#
Infrastructure
This section documents the infrastructure layer of the UME data platform. It is designed to serve as both a human reference and an agent bible for automated sessions that provision and maintain the platform.
The Architecture and Tools section defines what we want to build and why. This section defines how we build and operate it. Every component described here supports the analytical workloads, governance, and developer experience goals outlined in the executive summary.
#
Design Principles
- Infrastructure as Code - All resources are managed via Terraform. No manual provisioning in the GCP console for anything that lives beyond a spike. Reproducibility and auditability come from version-controlled definitions.

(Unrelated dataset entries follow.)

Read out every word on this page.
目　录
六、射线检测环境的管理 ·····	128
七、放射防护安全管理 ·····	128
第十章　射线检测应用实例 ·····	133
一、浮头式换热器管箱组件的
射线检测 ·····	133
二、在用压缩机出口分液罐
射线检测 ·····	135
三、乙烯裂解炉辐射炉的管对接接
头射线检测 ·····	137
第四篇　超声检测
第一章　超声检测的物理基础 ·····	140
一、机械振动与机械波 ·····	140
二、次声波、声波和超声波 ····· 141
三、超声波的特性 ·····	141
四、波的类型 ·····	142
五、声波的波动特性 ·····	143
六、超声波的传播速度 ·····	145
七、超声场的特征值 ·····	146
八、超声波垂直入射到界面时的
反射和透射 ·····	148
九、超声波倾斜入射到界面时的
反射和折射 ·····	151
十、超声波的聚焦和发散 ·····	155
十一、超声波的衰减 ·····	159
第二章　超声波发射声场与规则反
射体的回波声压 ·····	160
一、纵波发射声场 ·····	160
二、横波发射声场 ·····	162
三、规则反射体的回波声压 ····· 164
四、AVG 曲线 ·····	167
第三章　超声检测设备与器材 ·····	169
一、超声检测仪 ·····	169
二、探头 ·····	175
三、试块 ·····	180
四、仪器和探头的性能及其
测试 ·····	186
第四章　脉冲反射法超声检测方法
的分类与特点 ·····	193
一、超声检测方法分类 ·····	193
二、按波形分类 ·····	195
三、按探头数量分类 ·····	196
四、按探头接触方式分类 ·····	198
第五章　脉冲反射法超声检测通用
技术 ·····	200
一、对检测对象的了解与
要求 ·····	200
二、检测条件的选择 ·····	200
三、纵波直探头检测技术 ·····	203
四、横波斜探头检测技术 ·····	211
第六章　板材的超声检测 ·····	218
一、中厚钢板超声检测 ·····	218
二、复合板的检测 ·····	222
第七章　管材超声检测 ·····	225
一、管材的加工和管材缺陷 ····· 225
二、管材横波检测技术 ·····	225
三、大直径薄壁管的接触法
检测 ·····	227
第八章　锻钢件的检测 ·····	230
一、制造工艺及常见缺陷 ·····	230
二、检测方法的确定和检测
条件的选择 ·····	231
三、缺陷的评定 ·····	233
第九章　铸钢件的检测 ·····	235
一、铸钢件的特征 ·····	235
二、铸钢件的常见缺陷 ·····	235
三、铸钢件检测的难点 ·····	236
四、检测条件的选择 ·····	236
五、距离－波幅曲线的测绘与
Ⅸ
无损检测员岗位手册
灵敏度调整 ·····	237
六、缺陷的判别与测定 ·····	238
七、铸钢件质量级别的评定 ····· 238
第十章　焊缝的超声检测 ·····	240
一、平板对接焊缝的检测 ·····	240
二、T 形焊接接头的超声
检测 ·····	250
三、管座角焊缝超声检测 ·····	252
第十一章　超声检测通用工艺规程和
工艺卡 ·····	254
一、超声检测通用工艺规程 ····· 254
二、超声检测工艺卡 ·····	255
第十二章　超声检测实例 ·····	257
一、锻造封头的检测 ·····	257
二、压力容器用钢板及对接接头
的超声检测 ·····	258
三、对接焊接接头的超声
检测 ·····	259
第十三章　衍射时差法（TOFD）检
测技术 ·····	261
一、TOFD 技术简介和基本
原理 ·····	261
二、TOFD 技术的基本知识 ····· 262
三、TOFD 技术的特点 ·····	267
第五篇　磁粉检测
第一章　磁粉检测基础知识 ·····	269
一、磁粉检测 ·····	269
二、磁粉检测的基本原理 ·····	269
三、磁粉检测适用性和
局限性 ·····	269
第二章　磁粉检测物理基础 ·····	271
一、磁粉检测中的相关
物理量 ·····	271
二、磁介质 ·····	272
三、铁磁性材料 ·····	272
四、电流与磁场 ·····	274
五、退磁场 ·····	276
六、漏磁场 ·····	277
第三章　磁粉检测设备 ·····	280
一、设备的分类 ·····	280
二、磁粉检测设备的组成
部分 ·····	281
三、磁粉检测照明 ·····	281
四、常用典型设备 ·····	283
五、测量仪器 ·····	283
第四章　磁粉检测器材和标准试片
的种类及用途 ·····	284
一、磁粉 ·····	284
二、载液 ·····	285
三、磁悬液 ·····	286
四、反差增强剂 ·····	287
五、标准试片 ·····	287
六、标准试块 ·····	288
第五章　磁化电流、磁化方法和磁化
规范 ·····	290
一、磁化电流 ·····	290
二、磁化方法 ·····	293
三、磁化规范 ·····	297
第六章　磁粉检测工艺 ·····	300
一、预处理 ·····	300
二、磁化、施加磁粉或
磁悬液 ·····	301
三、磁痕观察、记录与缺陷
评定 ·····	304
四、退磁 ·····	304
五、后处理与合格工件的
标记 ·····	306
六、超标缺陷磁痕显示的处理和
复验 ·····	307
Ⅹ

- Multi-project readiness - Wave-1 collapses to a single GCP project (
poc-ume-data), but every Terraform module accepts project IDs as variables. When production brings dedicated projects, onlytfvarschange. - Layered separation - Global layers (bootstrap, platform-shared) are distinct from per-environment stacks (base, k8s-base, runtime). Each stack has its own state file and blast radius.
- Prefer managed services, but own what matters - We use GCP-managed offerings (Cloud SQL, GKE, Certificate Manager, Managed Prometheus) wherever the cost-to-ops tradeoff is favorable. Airflow is self-hosted on GKE (Cloud Composer's 4-5x cost premium is not justified for dev). We self-host Kafka (Strimzi) and OpenSearch on GKE where managed pricing is prohibitive or vendor lock-in is unacceptable.
- Cost awareness from day one - Mandatory resource labels (
env,layer,service,owner,cost_center) on every Terraform-managed resource. Budget alerts on every project. Per-service cost attribution is a future enhancement, but the groundwork is laid now. - No long-lived credentials - Workload Identity Federation for CI/CD. Cloud SQL IAM authentication for service accounts. Secret Manager for anything that must be a secret. No service-account key files.
- Zero-downtime operations - GKE surge upgrades, PodDisruptionBudgets, topology spreading, and maintenance windows ensure that platform upgrades do not interrupt workloads.